China’s 3G Plans to Benefit Local Vendors

Three Chinese mobile networks plan to spend a total of 280 billion yuan ($41 billion) over the next two years building out 3G networks, for which the government will announce licenses at the end of 2008 or in early 2009. Plans like that would normally have equipment vendors around the world salivating, but in truth it’s Chinese vendors Huawei and ZTE that will likely gain most of the yuan in this transition. The two vendors are rare among their telco equipment-making peers in expecting growth in 2009 and both have cited the Chinese transition to 3G has the reason behind their optimism.

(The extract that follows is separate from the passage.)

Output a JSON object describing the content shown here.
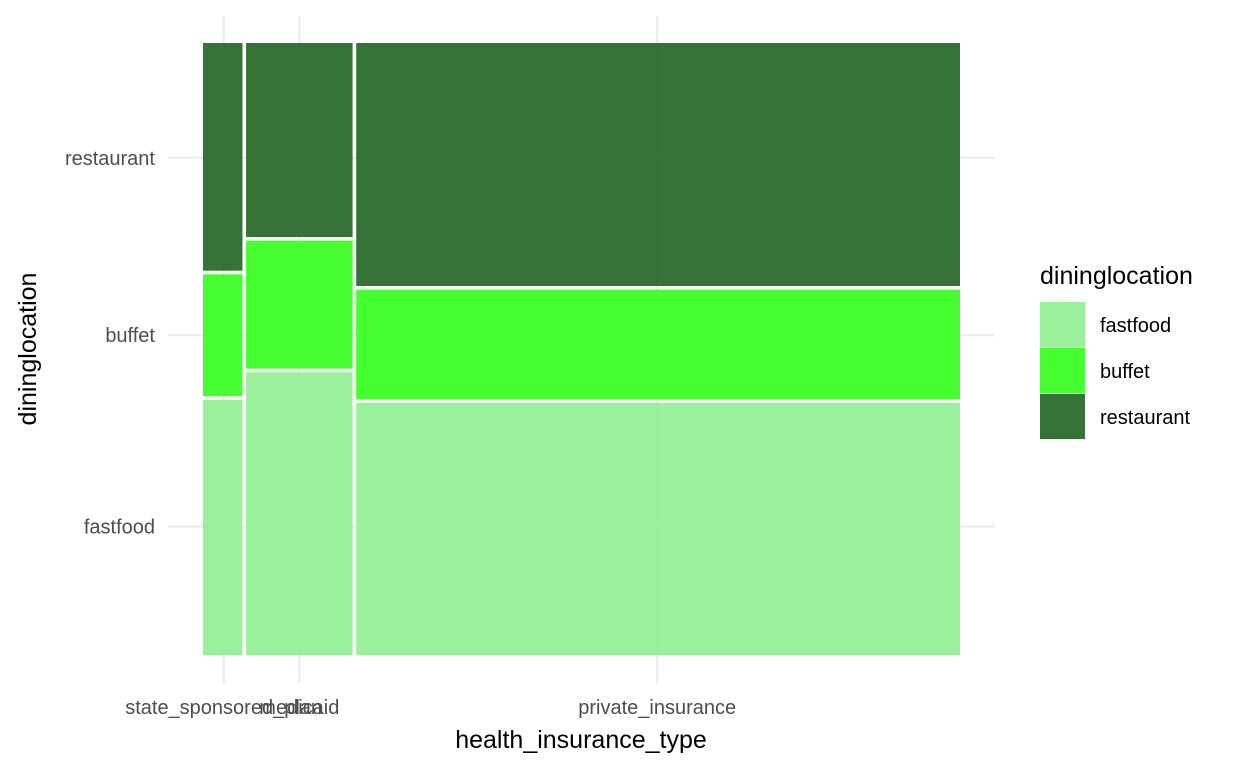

China’s three mobile carriers will each use a different flavor of CDMA, with China Mobile (s chl), the country’s largest carrier with some 450 million subscribers, using TD-SCDMA, a homegrown Chinese standard that isn’t even finalized yet. However, Huawei is already planning data cards for the standard in 2009.

Ericsson (s ERIC) said through a spokeswoman that it will also offer TD-SCDMA products (it, too, expects growth in 2009 driven by China and India’s 3G rollouts). However a Beijing consulting firm told the Financial Times that Ericsson (s eric) would likely only get 10-20 percent of the TD-SCDMA business. Other vendors appear less interested. Nortel (s NOT) doesn’t have any products planned for TD-SCDMA. Other vendors did not respond to requests for comment.

Smaller providers (which were created through a series of mergers to provide competition to China Mobile) will use more globally adopted standards. China Unicom (s CU), with 132 million subscribers, will license WCDMA and China Telecom (s CHA), with 28 million subscribers, will use CDMA2000.

As for Qualcomm (s QCOM), the granddaddy of CDMA licensing, the company said through a spokesman, “Qualcomm supports all 3G CDMA standards, including TD-SCDMA, which is based on CDMA technology. We are dedicated to nurturing the overall development of the wireless industry. As a member of the TD-SCDMA Forum, we pay close attention to the standard’s development in China and continue to strengthen our efforts as a TD-SCDMA partner.”

Since Qualcomm doesn’t get any royalties for TD-SCDMA they’re likely not huge fans, but the fact that the smaller carriers will offer variations on CDMA that do offer some royalty fees might serve as somewhat of a balm. However, it looks like China’s transition to 3G will be provide quite the feast for¬† ZTE and Huawei, while Ericsson and Qualcomm will pick up a few scraps.